We already accept that storage matters. We already accept that access matters. Soon it will be obvious that compute matters too.

If two patients have the same raw records, but one can only glance through PDFs while the other can run deep synthesis over years of data, literature, prior outcomes, and differential possibilities, those two patients do not have the same practical access to care. One of them has a much stronger ability to convert information into action.

That is the next frontier: not just data portability, but reasoning portability.

A future personal health stack should let someone:

  • collect their own records in an interoperable format,
  • preserve a longitudinal view of symptoms, treatments, and responses,
  • run high-context AI over the full timeline,
  • compare changing hypotheses over time,
  • and carry those outputs into clinical care.

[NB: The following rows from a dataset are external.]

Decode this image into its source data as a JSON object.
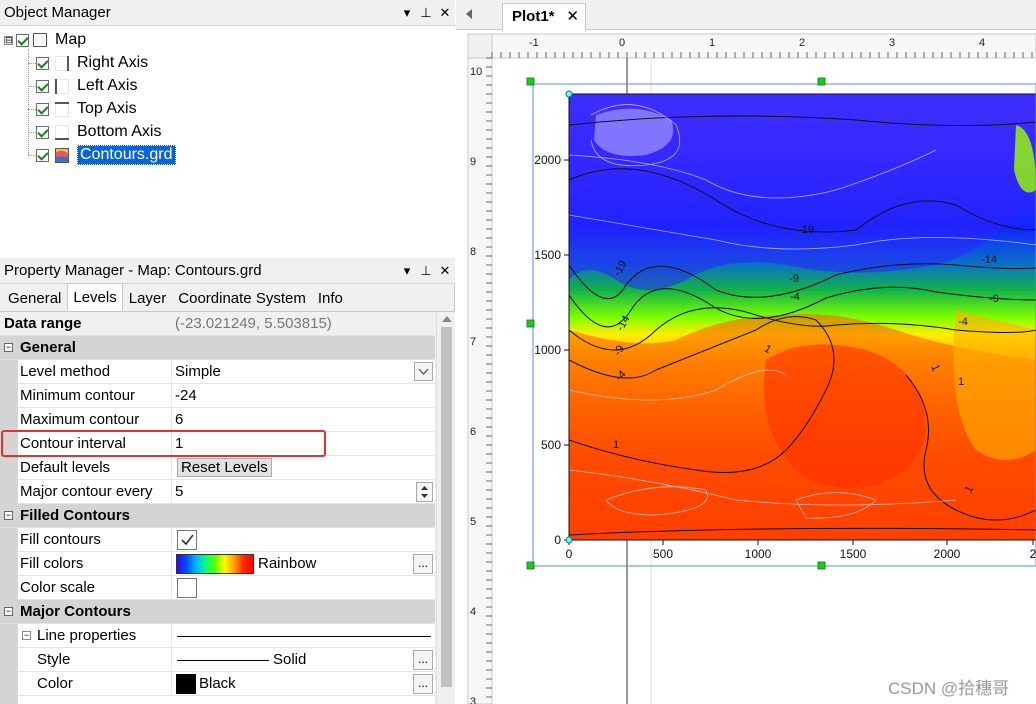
{
  "object_manager": {
    "title": "Object Manager",
    "pane_buttons": [
      "▾",
      "⊥",
      "✕"
    ],
    "tree": {
      "root": {
        "label": "Map",
        "checked": true,
        "expander": "⊟"
      },
      "children": [
        {
          "label": "Right Axis",
          "checked": true,
          "icon": "right-axis-icon"
        },
        {
          "label": "Left Axis",
          "checked": true,
          "icon": "left-axis-icon"
        },
        {
          "label": "Top Axis",
          "checked": true,
          "icon": "top-axis-icon"
        },
        {
          "label": "Bottom Axis",
          "checked": true,
          "icon": "bottom-axis-icon"
        },
        {
          "label": "Contours.grd",
          "checked": true,
          "icon": "contour-layer-icon",
          "selected": true
        }
      ]
    }
  },
  "property_manager": {
    "title": "Property Manager - Map: Contours.grd",
    "tabs": [
      "General",
      "Levels",
      "Layer",
      "Coordinate System",
      "Info"
    ],
    "active_tab": "Levels",
    "data_range": {
      "label": "Data range",
      "value": "(-23.021249, 5.503815)"
    },
    "sections": {
      "general": "General",
      "filled": "Filled Contours",
      "major": "Major Contours"
    },
    "props": {
      "level_method": {
        "label": "Level method",
        "value": "Simple"
      },
      "min_contour": {
        "label": "Minimum contour",
        "value": "-24"
      },
      "max_contour": {
        "label": "Maximum contour",
        "value": "6"
      },
      "contour_interval": {
        "label": "Contour interval",
        "value": "1"
      },
      "default_levels": {
        "label": "Default levels",
        "button": "Reset Levels"
      },
      "major_every": {
        "label": "Major contour every",
        "value": "5"
      },
      "fill_contours": {
        "label": "Fill contours",
        "checked": true
      },
      "fill_colors": {
        "label": "Fill colors",
        "value": "Rainbow"
      },
      "color_scale": {
        "label": "Color scale",
        "checked": false
      },
      "line_properties": {
        "label": "Line properties",
        "expander": "⊟"
      },
      "style": {
        "label": "Style",
        "value": "Solid"
      },
      "color": {
        "label": "Color",
        "value": "Black",
        "swatch": "#000000"
      }
    },
    "ellipsis": "..."
  },
  "document": {
    "tab_label": "Plot1*",
    "close": "✕"
  },
  "plot": {
    "ruler_top_labels": [
      "-1",
      "0",
      "1",
      "2",
      "3",
      "4"
    ],
    "ruler_left_labels": [
      "10",
      "9",
      "8",
      "7",
      "6",
      "5",
      "4",
      "3"
    ],
    "y_ticks": [
      "2000",
      "1500",
      "1000",
      "500",
      "0"
    ],
    "x_ticks": [
      "0",
      "500",
      "1000",
      "1500",
      "2000",
      "2"
    ],
    "contour_labels": [
      "-19",
      "-19",
      "-14",
      "-14",
      "-9",
      "-9",
      "-9",
      "-4",
      "-4",
      "-4",
      "1",
      "1",
      "1",
      "1",
      "1"
    ]
  },
  "colors": {
    "selection_blue": "#0a64d6",
    "highlight_red": "#e53030",
    "section_gray": "#d4d4d4"
  },
  "watermark": "CSDN @拾穗哥"
}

Once that exists, compute stops being an abstract infrastructure story and becomes something intimate. A patient with enough context and enough inference can ask better questions, catch contradictions earlier, notice patterns sooner, and push harder for the right referral or follow-up.

That will matter most in exactly the disease areas where the reasoning burden is highest.

The real opportunity is not automation. It is asymmetry reduction.

Medicine is full of asymmetries.

The system knows more than the patient. The specialist knows more than the generalist. The academic center knows more than the local clinic. The patient has lived inside the case the longest but often has the weakest tools to assemble it.

AI will not erase those asymmetries completely. But it can narrow some of them.

A patient with strong personal data access and strong compute can begin to close the gap between “I have pieces of my story” and “I can reason across the whole story.” That is a profound shift. It means difficult cases no longer depend entirely on whether the institution around you is unusually organized, unusually well-resourced, or unusually curious.

That is why a computational view of disease is not just a research lens. It is also a patient-rights lens.

If the core challenge in many serious diseases is synthesis, then access to synthesis matters. If synthesis can be improved with compute, then access to compute matters too.

We should build for the patient who has the full timeline

I think the systems that win here will assume the patient is not a passive recipient of medical output. They will assume the patient is a participant in an ongoing reasoning process.

That means building tools that respect the full complexity of the case. Tools that can absorb years of records without collapsing into generic advice. Tools that can show their work. Tools that can distinguish between strong evidence, weak evidence, missing evidence, and open questions. Tools that help someone prepare for an oncology consult, a genetics workup, an autoimmune evaluation, or a treatment-resistance discussion with more clarity than they had the day before.

And it means being honest about where this matters most. We should not spread compute evenly across all of medicine just because we can. We should aim it where more reasoning has the best chance of changing the outcome.

That is the point of taking a computational view seriously.

It helps us see that the future of medicine is not just better models. It is better leverage for the people living inside the case.